# Thread: Poisson and Binomial Variables

1. ## Poisson and Binomial Variables

See Attachment

2. For the Poisson random variables I get ((lamda)^x)/((e^2lambda)*x!) when y =1. Is this a Poisson Random variable? Also, when y = 0, I get ((lamda)^x)/((e^lambda)*x!) - ((lamda)^x)/((e^2lambda)*x!) I cannot get the binomial. I don't know how to show that this is Binomial as x is in the range from 1...infinity.

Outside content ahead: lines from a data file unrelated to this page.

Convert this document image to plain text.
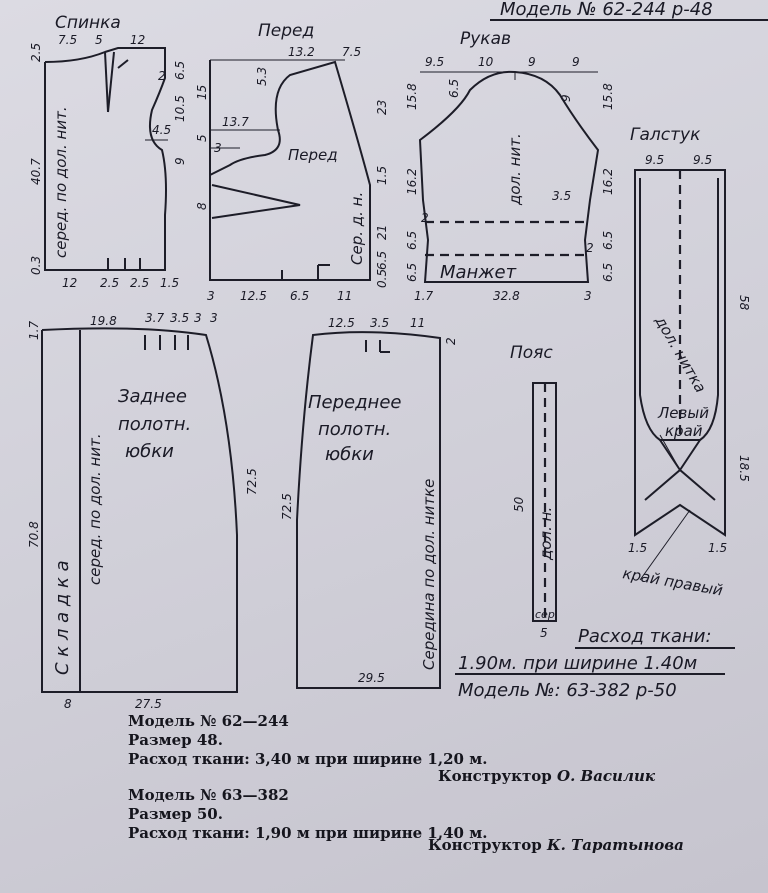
Модель № 62-244 р-48
Спинка
серед. по дол. нит.
2.5
7.5 5 12
2 6.5
10.5
4.5
40.7	9
0.3
12 2.5 2.5 1.5
Перед
Перед
Сер. д. н.
13.2 7.5
5.3
15
13.7
5
3
8
23
1.5
21
6.5
0.5
3 12.5 6.5 11
Рукав
дол. нит.
Манжет
9.5	10	9	9
6.5
15.8	9 15.8
16.2
3.5
16.2
2
2
6.5	6.5
6.5	6.5
1.7	32.8	3
Галстук
дол. нитка
Левый
край
край правый
9.5 9.5
58
18.5
1.5	1.5
Заднее
полотн.
юбки
С к л а д к а
серед. по дол. нит.
1.7	19.8 3.7 3.5 3 3
70.8
72.5
8	27.5
Переднее
полотн.
юбки
Середина по дол. нитке
12.5 3.5 11
2
72.5
29.5
Пояс
дол. н.
сер.
50
5 Расход ткани:
1.90м. при ширине 1.40м
Модель №: 63-382 р-50
Модель № 62—244
Размер 48.
Расход ткани: 3,40 м при ширине 1,20 м.
Конструктор О. Василик
Модель № 63—382
Размер 50.
Расход ткани: 1,90 м при ширине 1,40 м.
Конструктор К. Таратынова
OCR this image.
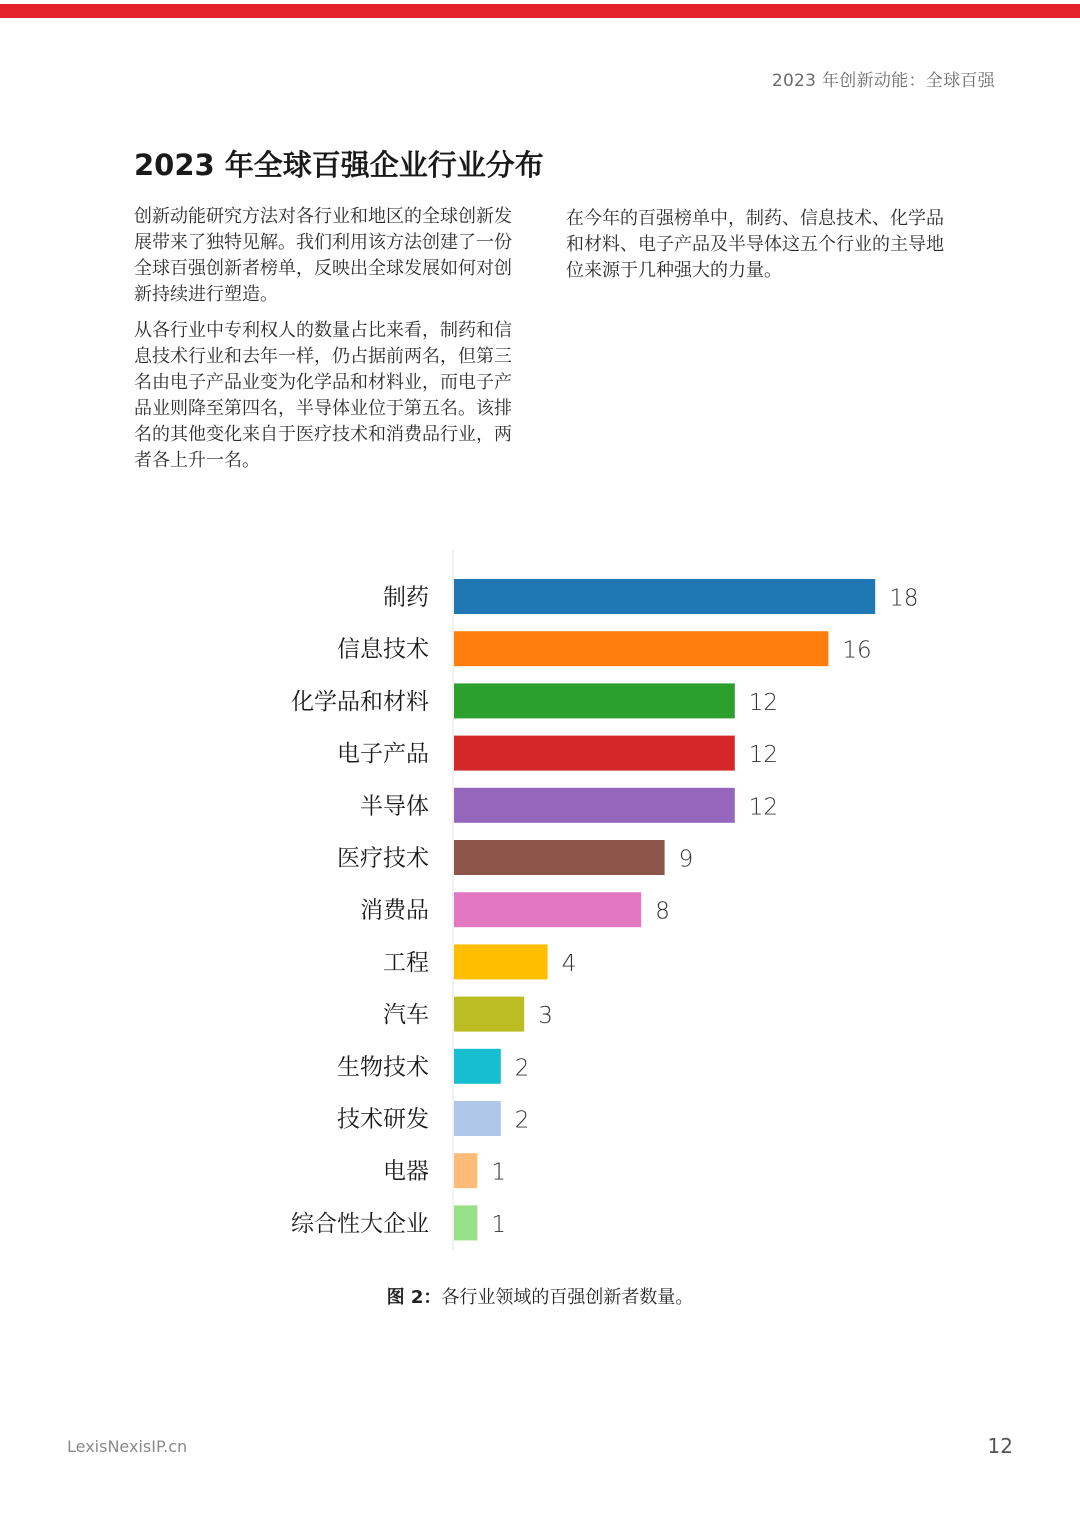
2023 年创新动能：全球百强
2023 年全球百强企业行业分布

创新动能研究方法对各行业和地区的全球创新发展带来了独特见解。我们利用该方法创建了一份全球百强创新者榜单，反映出全球发展如何对创新持续进行塑造。

从各行业中专利权人的数量占比来看，制药和信息技术行业和去年一样，仍占据前两名，但第三名由电子产品业变为化学品和材料业，而电子产品业则降至第四名，半导体业位于第五名。该排名的其他变化来自于医疗技术和消费品行业，两者各上升一名。

在今年的百强榜单中，制药、信息技术、化学品和材料、电子产品及半导体这五个行业的主导地位来源于几种强大的力量。

制药	18
信息技术	16
化学品和材料	12
电子产品	12
半导体	12
医疗技术	9
消费品	8
工程	4
汽车	3
生物技术	2
技术研发	2
电器	1
综合性大企业	1
图 2：各行业领域的百强创新者数量。
LexisNexisIP.cn	12
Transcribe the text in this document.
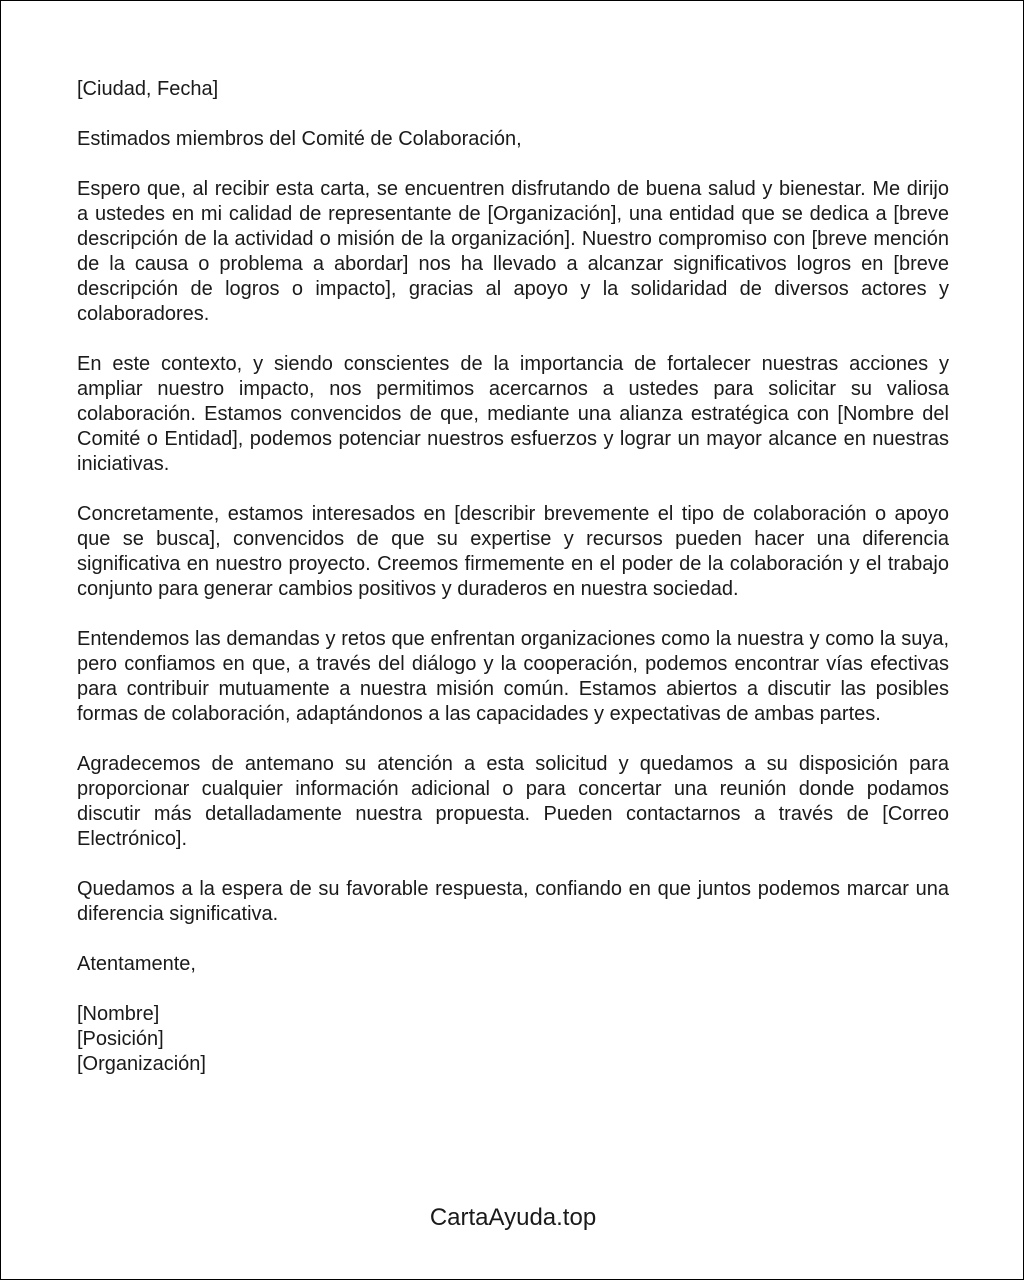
[Ciudad, Fecha]

Estimados miembros del Comité de Colaboración,

Espero que, al recibir esta carta, se encuentren disfrutando de buena salud y bienestar. Me dirijo a ustedes en mi calidad de representante de [Organización], una entidad que se dedica a [breve descripción de la actividad o misión de la organización]. Nuestro compromiso con [breve mención de la causa o problema a abordar] nos ha llevado a alcanzar significativos logros en [breve descripción de logros o impacto], gracias al apoyo y la solidaridad de diversos actores y colaboradores.

En este contexto, y siendo conscientes de la importancia de fortalecer nuestras acciones y ampliar nuestro impacto, nos permitimos acercarnos a ustedes para solicitar su valiosa colaboración. Estamos convencidos de que, mediante una alianza estratégica con [Nombre del Comité o Entidad], podemos potenciar nuestros esfuerzos y lograr un mayor alcance en nuestras iniciativas.

Concretamente, estamos interesados en [describir brevemente el tipo de colaboración o apoyo que se busca], convencidos de que su expertise y recursos pueden hacer una diferencia significativa en nuestro proyecto. Creemos firmemente en el poder de la colaboración y el trabajo conjunto para generar cambios positivos y duraderos en nuestra sociedad.

Entendemos las demandas y retos que enfrentan organizaciones como la nuestra y como la suya, pero confiamos en que, a través del diálogo y la cooperación, podemos encontrar vías efectivas para contribuir mutuamente a nuestra misión común. Estamos abiertos a discutir las posibles formas de colaboración, adaptándonos a las capacidades y expectativas de ambas partes.

Agradecemos de antemano su atención a esta solicitud y quedamos a su disposición para proporcionar cualquier información adicional o para concertar una reunión donde podamos discutir más detalladamente nuestra propuesta. Pueden contactarnos a través de [Correo Electrónico].

Quedamos a la espera de su favorable respuesta, confiando en que juntos podemos marcar una diferencia significativa.

Atentamente,

[Nombre]
[Posición]
[Organización]
CartaAyuda.top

For part 1 I used the fact that P(X=x and Y=y) = P(X|Y)P(Y)
and P(Y=y) = sum(1 to x)P(X=x and Y=y) = 1, so P(X=x|Y=y)(P(y) = P(X=x and Y=y)

3. Originally Posted by lord12
For the Poisson random variables I get ((lamda)^x)/((e^2lambda)*x!) when y =1. Is this a Poisson Random variable? Also, when y = 0, I get ((lamda)^x)/((e^lambda)*x!) - ((lamda)^x)/((e^2lambda)*x!) I cannot get the binomial. I don't know how to show that this is Binomial as x is in the range from 1...infinity.

For part 1 I used the fact that P(X=x and Y=y) = P(X|Y)P(Y)
and P(Y=y) = sum(1 to x)P(X=x and Y=y) = 1, so P(X=x|Y=y)(P(y) = P(X=x and Y=y)
(a) You need to show that:

1. $\sum_{x = 0}^1 \sum_{y=0}^{1} p_{XY}(x,y) = 1$. (Some clues to doing this are given in the solution to (b))

2. $p_{XY}(x,y) \geq 0$ for x = 0, 1, 2, ..... and y = 0, 1.

(b) $p_X(x) = \sum_{y=0}^{1} p_{XY}(x,y)$ $=\frac{\lambda^x(1 - e^{-\lambda})}{e^{\lambda} x!} + \frac{\lambda^x}{e^{2 \lambda} x!}$ $= \frac{\lambda^x e^{-\lambda}}{x!}$.

$p_Y(y) = \sum_{x=0}^{\infty} p_{XY}(x,y)$ $= \left[ \frac{(1 - e^{-\lambda})^{1-y}}{e^{\lambda(y+1)}}\right] \sum_{x=0}^{\infty} \frac{\lambda^x}{x!} =$ $\left[ \frac{(1 - e^{-\lambda})^{1-y}}{e^{\lambda(y+1)}}\right] e^{\lambda}$ $= (1 - e^{-y})^{1-y} (e^{-\lambda})^y$

which is clearly recognised as the pdf for a binomial random variable with n = 1 and $p = e^{-\lambda}$.

(c) Does $p_{XY}(x, y) = p_{X}(x) p_{Y}(y)$ .... ?

4. Originally Posted by lord12
I need help
This is the fourth infraction you have received for bumping, you are banned for a week.

CB